We take advantage of the complementarity of CNNs, LSTMs and DNNs by combining them into one unified architecture.

### Background knowledge:

- log-mel filterbank feature
- LSTMP - LSTM with Recurrent Projection Layer:
By setting n_r < n_c we can increase the model memory (n_c) and still be able to control the number of parameters in the recurrent connections and output layer. n_r is the number of units in the recurrent projection layer

- context dependent acoustic modeling

### Motivation:

- Higher-level modeling of xt can help to disentangle underlying factors of variation within the input, which should then make it easier to learn temporal structure between successive time steps.
- If factors of variation in the hidden states could be reduced, then the hidden state of the model could summarize the history of previous inputs more efficiently. In turn, this could make the output easier to predict.
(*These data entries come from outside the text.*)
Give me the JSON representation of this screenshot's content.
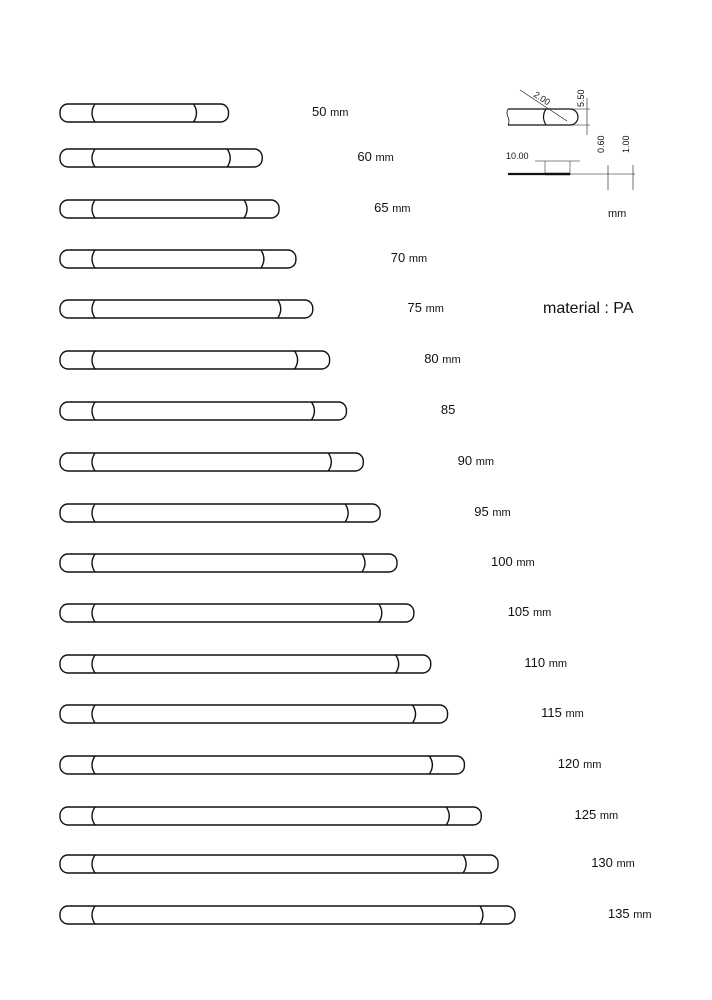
{
  "strips": [
    {
      "length_mm": 50,
      "label": "50",
      "unit": "mm"
    },
    {
      "length_mm": 60,
      "label": "60",
      "unit": "mm"
    },
    {
      "length_mm": 65,
      "label": "65",
      "unit": "mm"
    },
    {
      "length_mm": 70,
      "label": "70",
      "unit": "mm"
    },
    {
      "length_mm": 75,
      "label": "75",
      "unit": "mm"
    },
    {
      "length_mm": 80,
      "label": "80",
      "unit": "mm"
    },
    {
      "length_mm": 85,
      "label": "85",
      "unit": ""
    },
    {
      "length_mm": 90,
      "label": "90",
      "unit": "mm"
    },
    {
      "length_mm": 95,
      "label": "95",
      "unit": "mm"
    },
    {
      "length_mm": 100,
      "label": "100",
      "unit": "mm"
    },
    {
      "length_mm": 105,
      "label": "105",
      "unit": "mm"
    },
    {
      "length_mm": 110,
      "label": "110",
      "unit": "mm"
    },
    {
      "length_mm": 115,
      "label": "115",
      "unit": "mm"
    },
    {
      "length_mm": 120,
      "label": "120",
      "unit": "mm"
    },
    {
      "length_mm": 125,
      "label": "125",
      "unit": "mm"
    },
    {
      "length_mm": 130,
      "label": "130",
      "unit": "mm"
    },
    {
      "length_mm": 135,
      "label": "135",
      "unit": "mm"
    }
  ],
  "detail": {
    "radius": "2.00",
    "width": "5.50",
    "end_length": "10.00",
    "thin_thickness": "0.60",
    "thickness": "1.00",
    "unit": "mm"
  },
  "material": "material : PA"
}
Reducing variation in the hidden states can be modeled by having DNN layers after the LSTM layers.

### Input

For each input at time `t`

:

- Input
- each is a 40-dimensional log-mel filterbank feature.
`l`

contextual vectors at left`r`

contextual vectors at right

### Output

For each output at time `t`

:

- Output
- output state label is delayed 5 frames

### Network:

```
Input = Input(size=(40, r+l+1))
H = Conv2D(256, kernel_size=(9,9))(Input) # filter (9,9) on frequency-time
H = Maxpool2D(pool_size=(3,1), strides=(3,1))(H) # pooling 3 on frequency only
H = Conv2D(256, kernel_size=(4,3))(H)
H_cnn = TimeDistributed(Linear(256))(H) # shared parameters on time
x_t = Input(size=(40, 1))
H = Unknown_add(x_t, H_cnn)
H = LSTMP(832, recurrent_projection_units=512, truncated_bptt_steps=20, return_sequence=True)(H)
H = LSTMP(832, recurrent_projection_units=512, truncated_bptt_steps=20, return_sequence=False)(H)
H = Unknown_add(H, H_cnn)
H = Linear(1024)(H)
H = Linear(1024)(H)
```

- r = 0
- Loss: cross-entropy
- Optimizer: (distributed) asynchronous stochastic gradient descent (ASGD)
- Initialization: Unit variance Gaussian for LSTM, glorot normal/uniform for CNN and DNN
- Learning rates: exponentially decay
- Sequence training in larger data sets.

### Experiments:

- From Table 2, A larger context of 20 hurts performance. Use
`l=10`

- From Table 3, unrolling 30 time steps degrades WER.
- From Table 4, it is beneficial to use DNN layers to transform the output of the LSTM layer to a space that is more discriminative and easier to predict output targets.
- From Table 5, CLDNN performs better.
- From Table 6, CLDNN benefits from the better weight initialization (uniform initialization).
- From Table 7, short term feature x_t to the LSTM has better performance. CNN features only to LSTM is sufficient.
- From table 8 & 9, dataset outperform LSTM in larger datasets.

### Pros & Cons:

- Pros:
- Good result and good performance
- Good intuition

- Cons:
- The paper is not very detailed like, it did not fully explain the network (multi-scale addiction and input features). This is troublesome since it did not provide code.
- The baseline are relatively simple.